(overlapping) lmb allocations during boot
Mark Kettenis
mark.kettenis at xs4all.nl
Sun Oct 31 12:44:00 CET 2021
> Date: Sun, 31 Oct 2021 11:43:38 +0100
> From: Michael Walle <michael at walle.cc>
>
> Hi,
>
> I sometimes see a corrupted initrd during kernel boot on my board
> (kontron_sl28). Debugging showed that in this case the spin table
> for the secondary CPUs overlaps with the lmb initrd allocations
> (initrd_high is set).
>
> I had a look at how the fdt and initrd are relocated (if enabled). In
> summary, they use lmb_alloc() which will first add all available memory
> and then carve out reserved regions. There are calls for arch
> (arch_lmb_reserve()) and board (board_lmb_reserve()) callbacks. The
> interesting thing is that, there is also code to carve out any
> reserved regions which were added to the fdt earlier
> (boot_fdt_add_mem_rsv_regions()). The problem here is, that the DT
> fixups,
> which might add the reserved regions are called just before jumping to
> linux. Thus both the allocation for the fdt (if fdt_high is set) and
> the ramdisk (if initrd_high is set) will ignore any reserved memory
> regions.
>
> Unfortunately, I don't see any good way to fix this. You'd need all the
> DT fixups before we can initialize the lmb. Also, I don't know if this
> will affect any other areas; probably I'm the only one, who reserves an
> area which is outside of the u-boot code and data segment.
>
> A hackish way would be to carve out the spin_table code in
> board_lmb_reserve(). But meh..
The spin table is embedded in the u-boot binary itself isn't it? But
the memory occupied by the u-boot should already be reserved...

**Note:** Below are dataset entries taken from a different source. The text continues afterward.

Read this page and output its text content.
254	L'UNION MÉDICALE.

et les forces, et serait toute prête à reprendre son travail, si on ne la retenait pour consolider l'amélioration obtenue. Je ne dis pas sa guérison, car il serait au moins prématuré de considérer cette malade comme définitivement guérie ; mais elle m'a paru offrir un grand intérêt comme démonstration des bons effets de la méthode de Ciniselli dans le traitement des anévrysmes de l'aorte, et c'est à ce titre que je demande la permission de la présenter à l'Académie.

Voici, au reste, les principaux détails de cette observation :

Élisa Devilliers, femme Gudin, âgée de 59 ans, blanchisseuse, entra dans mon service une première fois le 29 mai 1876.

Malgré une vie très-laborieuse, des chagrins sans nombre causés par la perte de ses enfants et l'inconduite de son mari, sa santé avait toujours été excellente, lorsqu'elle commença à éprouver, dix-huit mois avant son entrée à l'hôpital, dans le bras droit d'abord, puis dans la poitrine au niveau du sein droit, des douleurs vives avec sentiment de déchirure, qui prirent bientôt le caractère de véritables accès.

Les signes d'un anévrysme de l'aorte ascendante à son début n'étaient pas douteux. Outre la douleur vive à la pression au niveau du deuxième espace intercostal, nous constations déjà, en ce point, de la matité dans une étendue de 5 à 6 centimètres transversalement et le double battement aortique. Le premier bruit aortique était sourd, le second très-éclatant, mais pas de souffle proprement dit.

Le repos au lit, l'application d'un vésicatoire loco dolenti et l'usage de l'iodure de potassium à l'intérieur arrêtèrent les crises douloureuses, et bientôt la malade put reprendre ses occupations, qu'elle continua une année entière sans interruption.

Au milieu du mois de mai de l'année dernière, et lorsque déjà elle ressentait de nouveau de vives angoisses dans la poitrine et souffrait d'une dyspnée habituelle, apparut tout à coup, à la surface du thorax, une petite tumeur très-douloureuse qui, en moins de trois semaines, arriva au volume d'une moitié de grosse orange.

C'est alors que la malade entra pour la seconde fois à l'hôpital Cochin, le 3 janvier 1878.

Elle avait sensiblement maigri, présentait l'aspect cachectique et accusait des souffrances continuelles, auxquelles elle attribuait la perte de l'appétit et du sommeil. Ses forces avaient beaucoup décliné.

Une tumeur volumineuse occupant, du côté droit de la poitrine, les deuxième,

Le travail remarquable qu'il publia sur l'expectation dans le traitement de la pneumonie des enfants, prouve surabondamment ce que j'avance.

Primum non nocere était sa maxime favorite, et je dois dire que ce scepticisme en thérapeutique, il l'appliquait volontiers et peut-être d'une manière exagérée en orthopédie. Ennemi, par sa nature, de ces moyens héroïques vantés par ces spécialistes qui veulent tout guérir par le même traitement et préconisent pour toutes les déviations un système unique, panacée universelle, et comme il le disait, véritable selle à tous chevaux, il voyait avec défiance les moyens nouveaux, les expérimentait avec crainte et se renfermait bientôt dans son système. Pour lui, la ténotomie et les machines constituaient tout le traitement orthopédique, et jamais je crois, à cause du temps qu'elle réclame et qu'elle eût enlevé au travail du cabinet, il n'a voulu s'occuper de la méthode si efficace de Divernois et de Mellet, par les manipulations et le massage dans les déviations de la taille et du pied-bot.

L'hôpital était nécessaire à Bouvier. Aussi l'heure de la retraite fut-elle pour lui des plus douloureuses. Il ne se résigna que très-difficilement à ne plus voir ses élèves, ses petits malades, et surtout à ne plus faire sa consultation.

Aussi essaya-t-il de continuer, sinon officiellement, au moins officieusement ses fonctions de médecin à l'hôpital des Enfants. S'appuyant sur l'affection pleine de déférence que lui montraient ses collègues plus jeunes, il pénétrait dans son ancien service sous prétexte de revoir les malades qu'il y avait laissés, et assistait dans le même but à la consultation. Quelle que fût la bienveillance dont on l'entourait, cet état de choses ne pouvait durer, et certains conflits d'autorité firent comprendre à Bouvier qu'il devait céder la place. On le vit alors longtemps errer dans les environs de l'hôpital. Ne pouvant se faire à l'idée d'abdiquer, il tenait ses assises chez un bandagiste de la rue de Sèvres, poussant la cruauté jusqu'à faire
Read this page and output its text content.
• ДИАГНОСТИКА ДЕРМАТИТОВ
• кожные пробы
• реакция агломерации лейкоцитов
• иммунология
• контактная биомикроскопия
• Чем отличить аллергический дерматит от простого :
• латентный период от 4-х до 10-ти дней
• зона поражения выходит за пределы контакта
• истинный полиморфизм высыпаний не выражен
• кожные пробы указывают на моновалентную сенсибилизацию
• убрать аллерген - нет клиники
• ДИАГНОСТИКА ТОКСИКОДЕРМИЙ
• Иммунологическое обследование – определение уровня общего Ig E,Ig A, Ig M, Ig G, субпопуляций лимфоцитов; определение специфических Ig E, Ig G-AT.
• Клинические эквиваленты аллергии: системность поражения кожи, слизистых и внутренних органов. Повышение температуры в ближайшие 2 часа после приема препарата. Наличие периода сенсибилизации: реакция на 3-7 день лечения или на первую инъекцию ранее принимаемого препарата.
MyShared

Unless CONFIG_EFI_LOADER is defined. Then it relocates the spin table
to memory allocated using efi_allocate_pages(). But that function
only looks at the EFI memory map to figure out what memory is
available. So I suspect that it might hand out the same memory as
lmb_alloc(). It all looks a bit broken to me...
Does your target end up with CONFIG_EFI_LOADER defined?